Personalized Medicine Has Arrived ... But The Tough Times Are Still To Come - Diaceutics

Personalized Medicine Has Arrived … But The Tough Times Are Still To Come

September 6th, 2012

Dr Christof Kölsch

Christof Koelsch discusses the companion diagnostic evolution and the key issues Diaceutics foresees if pharma doesn’t invest in the critical drivers of test adoption.

For those of us focusing our daily efforts on the subject of personalized medicine, it is refreshing to see so much chatter lately about market events centered on targeted therapies and their companion diagnostics (CDx). In our view, such chatter is a good indicator of a broadening awareness of personalized medicine which, in turn, demands greater insight for more people involved. Patterns of CDx activity and a clearer understanding of their limitations are clearly emerging and are being addressed by our clients and their peers, with oncology clearly at the vanguard, closely chased by the neurology, autoimmune and cardiovascular disease areas.

But we are reminded every day of our work in this area that the development of the CDx market is still in its infancy and with increased use of testing, new and often even harder challenges to crack will come, in our humble opinion. As we look at the key drivers of CDx market evolution, our eyes are not just on the trends we see today, the increasing number of companion tests being launched and the emerging influence of pathologists and laboratorians, but also on the longer term consequences of that success.
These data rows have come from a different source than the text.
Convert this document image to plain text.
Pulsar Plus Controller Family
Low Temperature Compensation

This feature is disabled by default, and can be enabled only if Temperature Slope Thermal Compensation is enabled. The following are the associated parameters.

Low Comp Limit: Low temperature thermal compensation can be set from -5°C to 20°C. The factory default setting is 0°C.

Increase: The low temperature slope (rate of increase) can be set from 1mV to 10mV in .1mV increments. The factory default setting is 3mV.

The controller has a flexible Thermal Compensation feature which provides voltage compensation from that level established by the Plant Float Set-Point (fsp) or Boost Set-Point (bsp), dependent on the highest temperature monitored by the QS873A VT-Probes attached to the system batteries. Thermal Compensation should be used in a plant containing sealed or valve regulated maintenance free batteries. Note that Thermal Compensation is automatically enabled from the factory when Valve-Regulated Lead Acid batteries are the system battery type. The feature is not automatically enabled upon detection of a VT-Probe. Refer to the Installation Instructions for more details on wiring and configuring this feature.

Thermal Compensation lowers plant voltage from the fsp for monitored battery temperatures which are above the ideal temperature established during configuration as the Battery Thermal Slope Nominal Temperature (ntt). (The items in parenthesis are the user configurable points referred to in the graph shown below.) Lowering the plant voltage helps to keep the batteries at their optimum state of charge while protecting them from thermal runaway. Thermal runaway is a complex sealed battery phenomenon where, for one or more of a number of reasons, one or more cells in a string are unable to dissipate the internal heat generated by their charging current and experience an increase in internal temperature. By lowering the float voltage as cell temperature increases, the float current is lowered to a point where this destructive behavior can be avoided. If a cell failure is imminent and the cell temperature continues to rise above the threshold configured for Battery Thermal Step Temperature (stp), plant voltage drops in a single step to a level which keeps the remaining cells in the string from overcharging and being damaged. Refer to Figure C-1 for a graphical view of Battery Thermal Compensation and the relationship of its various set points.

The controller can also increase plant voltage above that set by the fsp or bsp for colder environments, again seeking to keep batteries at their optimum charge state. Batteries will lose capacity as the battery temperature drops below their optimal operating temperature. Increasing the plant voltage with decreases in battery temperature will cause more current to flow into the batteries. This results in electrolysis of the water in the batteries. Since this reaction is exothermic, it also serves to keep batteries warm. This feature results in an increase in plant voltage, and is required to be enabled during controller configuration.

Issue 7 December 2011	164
Two particular challenges jump out at us as requiring some better planning and preparation: the cost of testing and the quality of testing. Diagnostic costs in general have always been regarded as well managed within health care systems and have until now only very occasionally been the focus of intense scrutiny. This is perhaps not a huge surprise as today the costs of most tests remains so low compared to the annual or even lifetime costs of many therapies, in particular novel therapies. However, as we move past the cost of testing ‘only’ 40,000 patients for a specific $250 biomarker in lung cancer into testing for multiple biomarkers in 400,000 patients in rheumatoid arthritis, for example, the cost of testing will soon become a central issue. This is particularly true if and where the costs of such tests themselves are in a region far, far above the current two-digit standard for most routine clinical diagnostics. And that is just the beginning. Things will get much more difficult when one in three of each of these tests triggers the need – or should we say, a justification – for a treatment costing $5,000 or maybe even $25,000 per year.

Who pays for testing is a debate that today, if at all, still happens largely behind closed doors amongst the stakeholders involved. But this “don’t ask, don’t tell” attitude will not be sustainable for much longer, nor will the issue of test quality remain out of the spotlight forever. The FDA’s approach to incorporate a statement to utilize the FDA-approved test into the indications in the drug label is one solution, but certainly does not address the concerns around testing standards in every US lab. It also has only limited impact on testing in the rest of the world, and may be very difficult to enforce in indications requiring IVDMIA tests. In our view, the roll out of specific FDA-cleared kits developed as fit-for-purpose solutions is a laudable step in principle, if carried out with the required care and consideration for the needs of the various stakeholders involved in testing. Still, this ultimately may not address all, or even the majority, of future laboratory needs.

What might be a better, more directly market-driven solution is for all of us to better understand and quantify the real clinical and financial impact of each 10 per cent increase in diagnostic quality – in other words, to properly calculate the cost of inter- and intra-laboratory variability and low test sensitivity or specificity. Such understanding will likely provide a better rationale for sufficient pre-launch investment in quality improvement, coordinated thinking and collaboration across stakeholders impacting and impacted by the quality of testing. This understanding though will not simply emerge from introducing some vaguely defined ‘test rate’ line item into existing forecasting and health economic models originally developed for therapies not requiring specific testing, however sophisticated these may be. What is required is an in depth disassembly and reassembly of 1) the critical cost drivers in the provision of health services, 2) that appropriately mirror all the different influences that cost and quality of testing will have on the broader economics of a particular therapy, 3) of the disease or therapy area and, 4) ultimately, the health care system as a whole.

So, beyond all the happy chatter about how companion testing is now fast becoming a mainstream feature of novel therapy launches, the true acid test for the new personalized medicine paradigm still lies ahead of us. Using a suitably apt metaphor in this the year of the Olympics [2012]: we have warmed up on the track, but now still have a triathlon to run.

At Diaceutics, we have invested substantial resources into building such a deeper understanding that will enable us to run the personalized medicine triathlon. This is done by researching emerging trends in the Health Economics and Market Access environments facing personalized medicine, the development of proprietary databases and financial models customized to mirror the specific features and interdependencies of drug/diagnostic combinations, and by working with and talking to our various clients faced with exactly these challenges. We are determined to keep these issues at the center of our work and continue to move the debate forward.